How not to miss any shooting stars?
Knowing that the trail left by shooting stars remains visible for a maximum of one second, it is impossible to see them all.
The moon could possibly be troublesome, but it won’t stay in view all night. If it ever causes too much light, don’t hesitate to position yourself so that it is hidden behind a tree, for example.
On the other hand, it is possible to maximize the chances of being impressed by following these few tips:
- Position yourself as far away as possible from any light pollution.
- Give your eyes time to adjust to the dark.
- Try not to look too much at the full moon, the source of light.
- Look northeast.
How many can we see?
can go up to 200 shooting stars in one hourbut “it is very variable”, insists Gilles Dawidowicz.
On this subject, the French astronomical society invites you to participate in scientific research by counting the number of shooting stars you will see. To do this, it proposes a protocol to be well aware of what the Perseids are, then fill out an online form with your observations. To your notebooks!
Why is it so popular?
It is a famous phenomenon because in August the conditions are optimal for observing the sky. “It’s not cold, people are on vacation to see…”

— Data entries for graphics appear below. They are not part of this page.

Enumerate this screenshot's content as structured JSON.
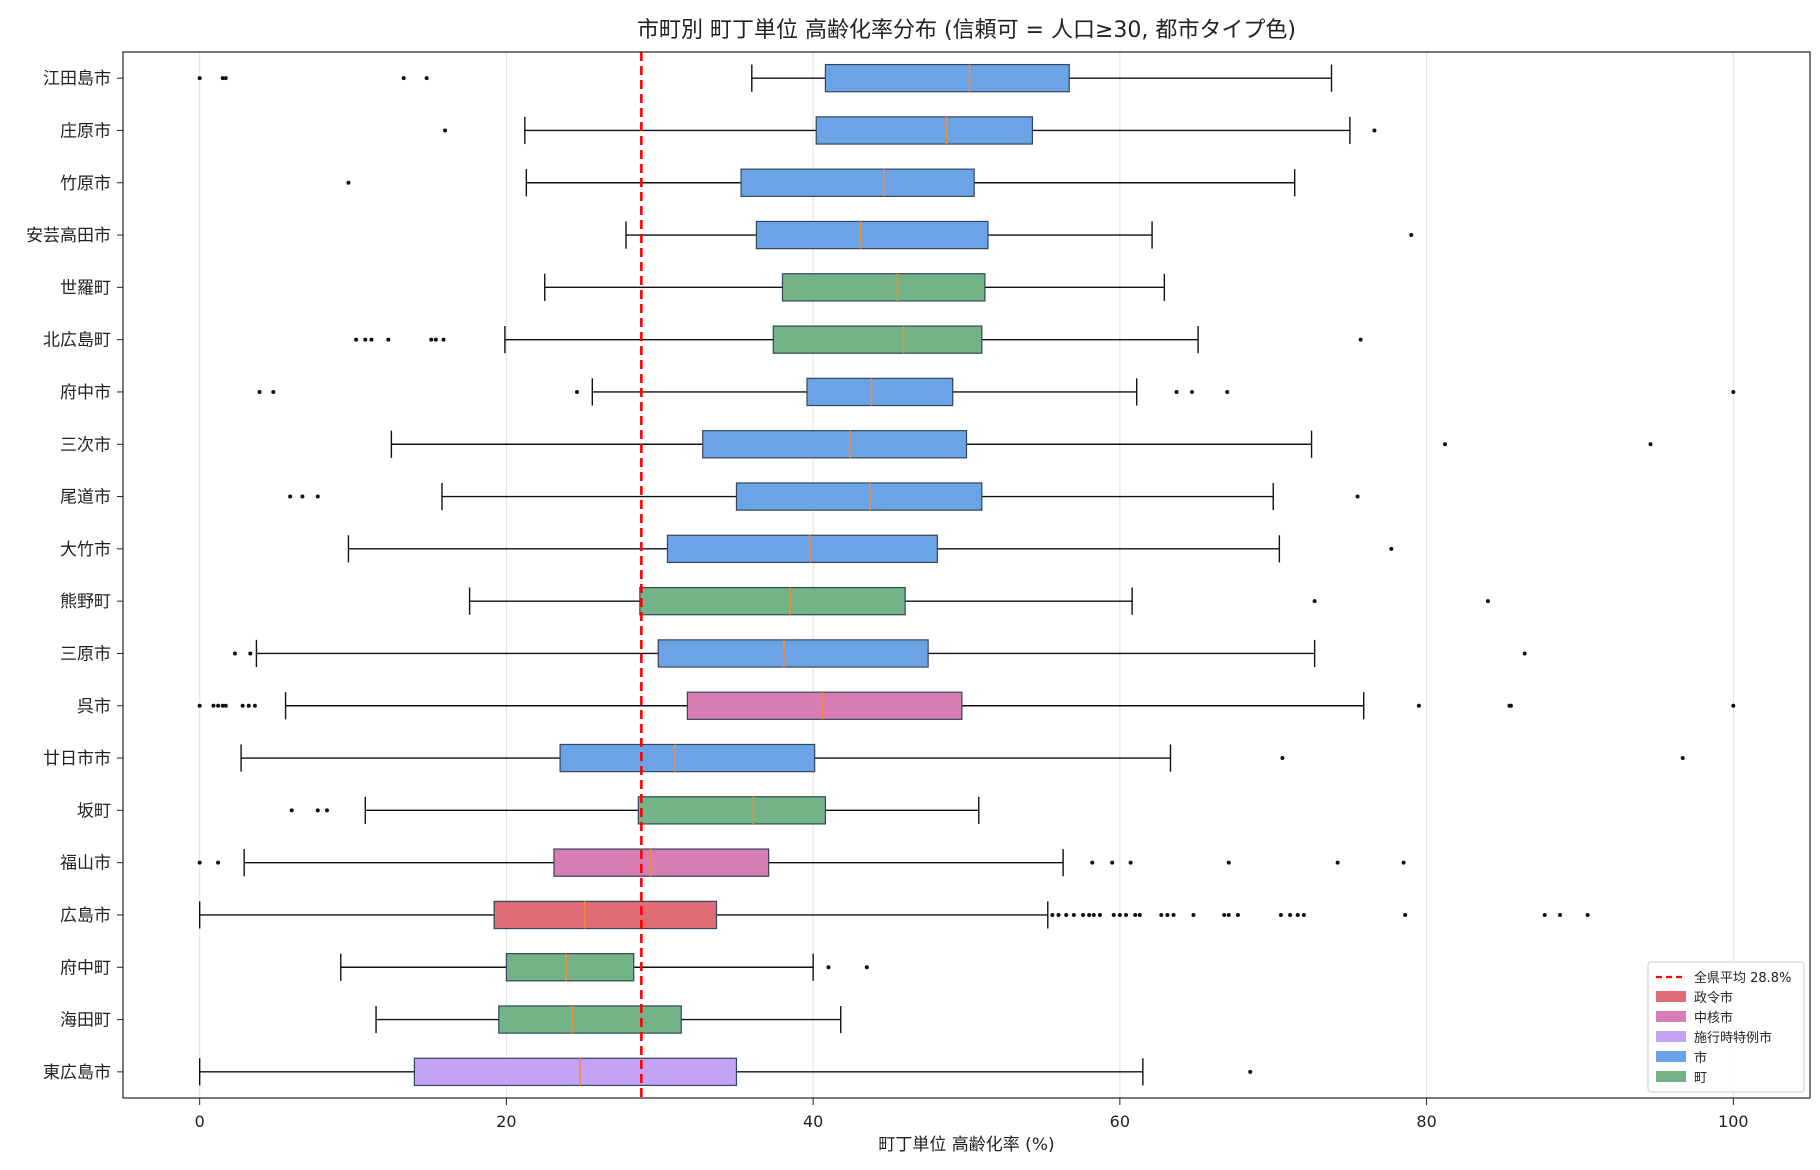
{
  "chart_data": {
    "type": "box",
    "orientation": "horizontal",
    "title": "市町別 町丁単位 高齢化率分布 (信頼可 = 人口≥30, 都市タイプ色)",
    "xlabel": "町丁単位 高齢化率 (%)",
    "ylabel": "",
    "xlim": [
      -5,
      105
    ],
    "xticks": [
      0,
      20,
      40,
      60,
      80,
      100
    ],
    "grid": "x",
    "reference_line": {
      "value": 28.8,
      "label": "全県平均 28.8%",
      "color": "#ff0000",
      "style": "dashed"
    },
    "legend": {
      "placement": "lower-right",
      "entries": [
        {
          "label": "全県平均 28.8%",
          "kind": "line",
          "color": "#ff0000"
        },
        {
          "label": "政令市",
          "kind": "patch",
          "color": "#e06c75"
        },
        {
          "label": "中核市",
          "kind": "patch",
          "color": "#d67db3"
        },
        {
          "label": "施行時特例市",
          "kind": "patch",
          "color": "#c4a3f5"
        },
        {
          "label": "市",
          "kind": "patch",
          "color": "#6aa3e6"
        },
        {
          "label": "町",
          "kind": "patch",
          "color": "#72b388"
        }
      ]
    },
    "type_colors": {
      "政令市": "#e06c75",
      "中核市": "#d67db3",
      "施行時特例市": "#c4a3f5",
      "市": "#6aa3e6",
      "町": "#72b388"
    },
    "median_color": "#f08a3e",
    "series": [
      {
        "name": "江田島市",
        "type": "市",
        "whisker_low": 36.0,
        "q1": 40.8,
        "median": 50.2,
        "q3": 56.7,
        "whisker_high": 73.8,
        "outliers": [
          0,
          1.5,
          1.7,
          13.3,
          14.8
        ]
      },
      {
        "name": "庄原市",
        "type": "市",
        "whisker_low": 21.2,
        "q1": 40.2,
        "median": 48.7,
        "q3": 54.3,
        "whisker_high": 75.0,
        "outliers": [
          16.0,
          76.6
        ]
      },
      {
        "name": "竹原市",
        "type": "市",
        "whisker_low": 21.3,
        "q1": 35.3,
        "median": 44.6,
        "q3": 50.5,
        "whisker_high": 71.4,
        "outliers": [
          9.7
        ]
      },
      {
        "name": "安芸高田市",
        "type": "市",
        "whisker_low": 27.8,
        "q1": 36.3,
        "median": 43.1,
        "q3": 51.4,
        "whisker_high": 62.1,
        "outliers": [
          79.0
        ]
      },
      {
        "name": "世羅町",
        "type": "町",
        "whisker_low": 22.5,
        "q1": 38.0,
        "median": 45.5,
        "q3": 51.2,
        "whisker_high": 62.9,
        "outliers": []
      },
      {
        "name": "北広島町",
        "type": "町",
        "whisker_low": 19.9,
        "q1": 37.4,
        "median": 45.9,
        "q3": 51.0,
        "whisker_high": 65.1,
        "outliers": [
          10.2,
          10.8,
          11.2,
          12.3,
          15.1,
          15.4,
          15.9,
          75.7
        ]
      },
      {
        "name": "府中市",
        "type": "市",
        "whisker_low": 25.6,
        "q1": 39.6,
        "median": 43.8,
        "q3": 49.1,
        "whisker_high": 61.1,
        "outliers": [
          3.9,
          4.8,
          24.6,
          63.7,
          64.7,
          67.0,
          100.0
        ]
      },
      {
        "name": "三次市",
        "type": "市",
        "whisker_low": 12.5,
        "q1": 32.8,
        "median": 42.4,
        "q3": 50.0,
        "whisker_high": 72.5,
        "outliers": [
          81.2,
          94.6
        ]
      },
      {
        "name": "尾道市",
        "type": "市",
        "whisker_low": 15.8,
        "q1": 35.0,
        "median": 43.7,
        "q3": 51.0,
        "whisker_high": 70.0,
        "outliers": [
          5.9,
          6.7,
          7.7,
          75.5
        ]
      },
      {
        "name": "大竹市",
        "type": "市",
        "whisker_low": 9.7,
        "q1": 30.5,
        "median": 39.8,
        "q3": 48.1,
        "whisker_high": 70.4,
        "outliers": [
          77.7
        ]
      },
      {
        "name": "熊野町",
        "type": "町",
        "whisker_low": 17.6,
        "q1": 28.7,
        "median": 38.5,
        "q3": 46.0,
        "whisker_high": 60.8,
        "outliers": [
          72.7,
          84.0
        ]
      },
      {
        "name": "三原市",
        "type": "市",
        "whisker_low": 3.7,
        "q1": 29.9,
        "median": 38.1,
        "q3": 47.5,
        "whisker_high": 72.7,
        "outliers": [
          2.3,
          3.3,
          86.4
        ]
      },
      {
        "name": "呉市",
        "type": "中核市",
        "whisker_low": 5.6,
        "q1": 31.8,
        "median": 40.6,
        "q3": 49.7,
        "whisker_high": 75.9,
        "outliers": [
          0,
          0.9,
          1.2,
          1.5,
          1.7,
          2.8,
          3.2,
          3.6,
          79.5,
          85.4,
          85.5,
          100.0
        ]
      },
      {
        "name": "廿日市市",
        "type": "市",
        "whisker_low": 2.7,
        "q1": 23.5,
        "median": 31.0,
        "q3": 40.1,
        "whisker_high": 63.3,
        "outliers": [
          70.6,
          96.7
        ]
      },
      {
        "name": "坂町",
        "type": "町",
        "whisker_low": 10.8,
        "q1": 28.6,
        "median": 36.1,
        "q3": 40.8,
        "whisker_high": 50.8,
        "outliers": [
          6.0,
          7.7,
          8.3
        ]
      },
      {
        "name": "福山市",
        "type": "中核市",
        "whisker_low": 2.9,
        "q1": 23.1,
        "median": 29.4,
        "q3": 37.1,
        "whisker_high": 56.3,
        "outliers": [
          0,
          1.2,
          58.2,
          59.5,
          60.7,
          67.1,
          74.2,
          78.5
        ]
      },
      {
        "name": "広島市",
        "type": "政令市",
        "whisker_low": 0,
        "q1": 19.2,
        "median": 25.1,
        "q3": 33.7,
        "whisker_high": 55.3,
        "outliers": [
          55.6,
          56.0,
          56.5,
          57.0,
          57.6,
          58.0,
          58.3,
          58.7,
          59.6,
          60.0,
          60.4,
          61.0,
          61.3,
          62.7,
          63.1,
          63.5,
          64.8,
          66.8,
          67.1,
          67.7,
          70.5,
          71.1,
          71.6,
          72.0,
          78.6,
          87.7,
          88.7,
          90.5
        ]
      },
      {
        "name": "府中町",
        "type": "町",
        "whisker_low": 9.2,
        "q1": 20.0,
        "median": 23.9,
        "q3": 28.3,
        "whisker_high": 40.0,
        "outliers": [
          41.0,
          43.5
        ]
      },
      {
        "name": "海田町",
        "type": "町",
        "whisker_low": 11.5,
        "q1": 19.5,
        "median": 24.3,
        "q3": 31.4,
        "whisker_high": 41.8,
        "outliers": []
      },
      {
        "name": "東広島市",
        "type": "施行時特例市",
        "whisker_low": 0,
        "q1": 14.0,
        "median": 24.8,
        "q3": 35.0,
        "whisker_high": 61.5,
        "outliers": [
          68.5
        ]
      }
    ]
  }
}
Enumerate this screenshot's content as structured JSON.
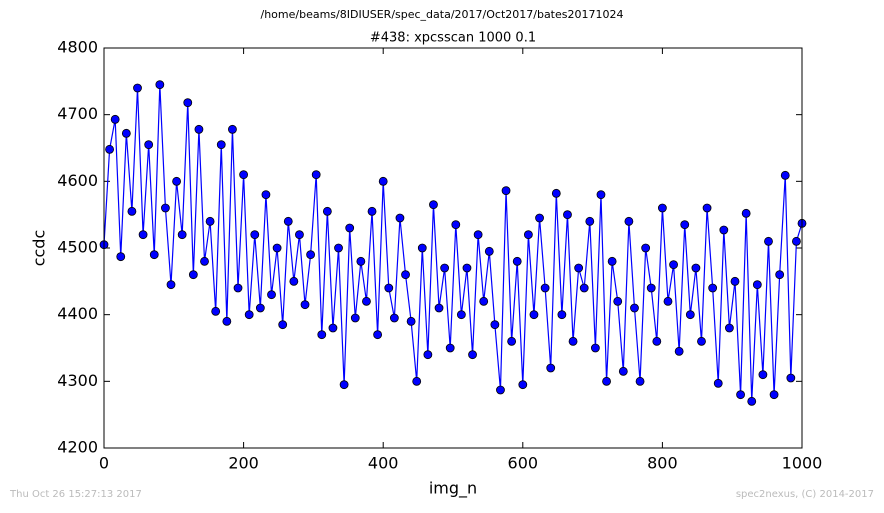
{
  "chart_data": {
    "type": "line",
    "suptitle": "/home/beams/8IDIUSER/spec_data/2017/Oct2017/bates20171024",
    "title": "#438: xpcsscan 1000 0.1",
    "xlabel": "img_n",
    "ylabel": "ccdc",
    "footer_left": "Thu Oct 26 15:27:13 2017",
    "footer_right": "spec2nexus, (C) 2014-2017",
    "xlim": [
      0,
      1000
    ],
    "ylim": [
      4200,
      4800
    ],
    "xticks": [
      0,
      200,
      400,
      600,
      800,
      1000
    ],
    "yticks": [
      4200,
      4300,
      4400,
      4500,
      4600,
      4700,
      4800
    ],
    "x": [
      0,
      8,
      16,
      24,
      32,
      40,
      48,
      56,
      64,
      72,
      80,
      88,
      96,
      104,
      112,
      120,
      128,
      136,
      144,
      152,
      160,
      168,
      176,
      184,
      192,
      200,
      208,
      216,
      224,
      232,
      240,
      248,
      256,
      264,
      272,
      280,
      288,
      296,
      304,
      312,
      320,
      328,
      336,
      344,
      352,
      360,
      368,
      376,
      384,
      392,
      400,
      408,
      416,
      424,
      432,
      440,
      448,
      456,
      464,
      472,
      480,
      488,
      496,
      504,
      512,
      520,
      528,
      536,
      544,
      552,
      560,
      568,
      576,
      584,
      592,
      600,
      608,
      616,
      624,
      632,
      640,
      648,
      656,
      664,
      672,
      680,
      688,
      696,
      704,
      712,
      720,
      728,
      736,
      744,
      752,
      760,
      768,
      776,
      784,
      792,
      800,
      808,
      816,
      824,
      832,
      840,
      848,
      856,
      864,
      872,
      880,
      888,
      896,
      904,
      912,
      920,
      928,
      936,
      944,
      952,
      960,
      968,
      976,
      984,
      992,
      1000
    ],
    "series": [
      {
        "color": "#0000ff",
        "values": [
          4505,
          4648,
          4693,
          4487,
          4672,
          4555,
          4740,
          4520,
          4655,
          4490,
          4745,
          4560,
          4445,
          4600,
          4520,
          4718,
          4460,
          4678,
          4480,
          4540,
          4405,
          4655,
          4390,
          4678,
          4440,
          4610,
          4400,
          4520,
          4410,
          4580,
          4430,
          4500,
          4385,
          4540,
          4450,
          4520,
          4415,
          4490,
          4610,
          4370,
          4555,
          4380,
          4500,
          4295,
          4530,
          4395,
          4480,
          4420,
          4555,
          4370,
          4600,
          4440,
          4395,
          4545,
          4460,
          4390,
          4300,
          4500,
          4340,
          4565,
          4410,
          4470,
          4350,
          4535,
          4400,
          4470,
          4340,
          4520,
          4420,
          4495,
          4385,
          4287,
          4586,
          4360,
          4480,
          4295,
          4520,
          4400,
          4545,
          4440,
          4320,
          4582,
          4400,
          4550,
          4360,
          4470,
          4440,
          4540,
          4350,
          4580,
          4300,
          4480,
          4420,
          4315,
          4540,
          4410,
          4300,
          4500,
          4440,
          4360,
          4560,
          4420,
          4475,
          4345,
          4535,
          4400,
          4470,
          4360,
          4560,
          4440,
          4297,
          4527,
          4380,
          4450,
          4280,
          4552,
          4270,
          4445,
          4310,
          4510,
          4280,
          4460,
          4609,
          4305,
          4510,
          4537
        ]
      }
    ]
  }
}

And a small detail, not negligible: “unlike certain space events, the Perseids do not require any instrument to see them”, specifies the president of the planetology commission.
This is a meeting of people, of all, to do easy astronomy. A very good time to philosophize in front of the immensity of the universe.
Can we see them every year?
The answer to this question is a resounding yes: the Perseid swarm is made up of billions of dust particles.
“Like everything, it will disappear one day, but on a human scale, it is too far away for us to worry about. »
The Perseids were there before us, and they will be here after us.
Is there something negative with shooting star showers?
We have the right to ask the question. Just as fireworks pollute and are very expensive, what’s wrong with meteor showers like the Perseids?
“Absolutely nothing. They burn in the atmosphere, too far away to affect us in any way,” answers Gilles Dawidowicz eye for an eye.
For once, there is no need to think about the consequences. We can simply let ourselves be carried away by this magical spectacle, so close, but at the same time so far away.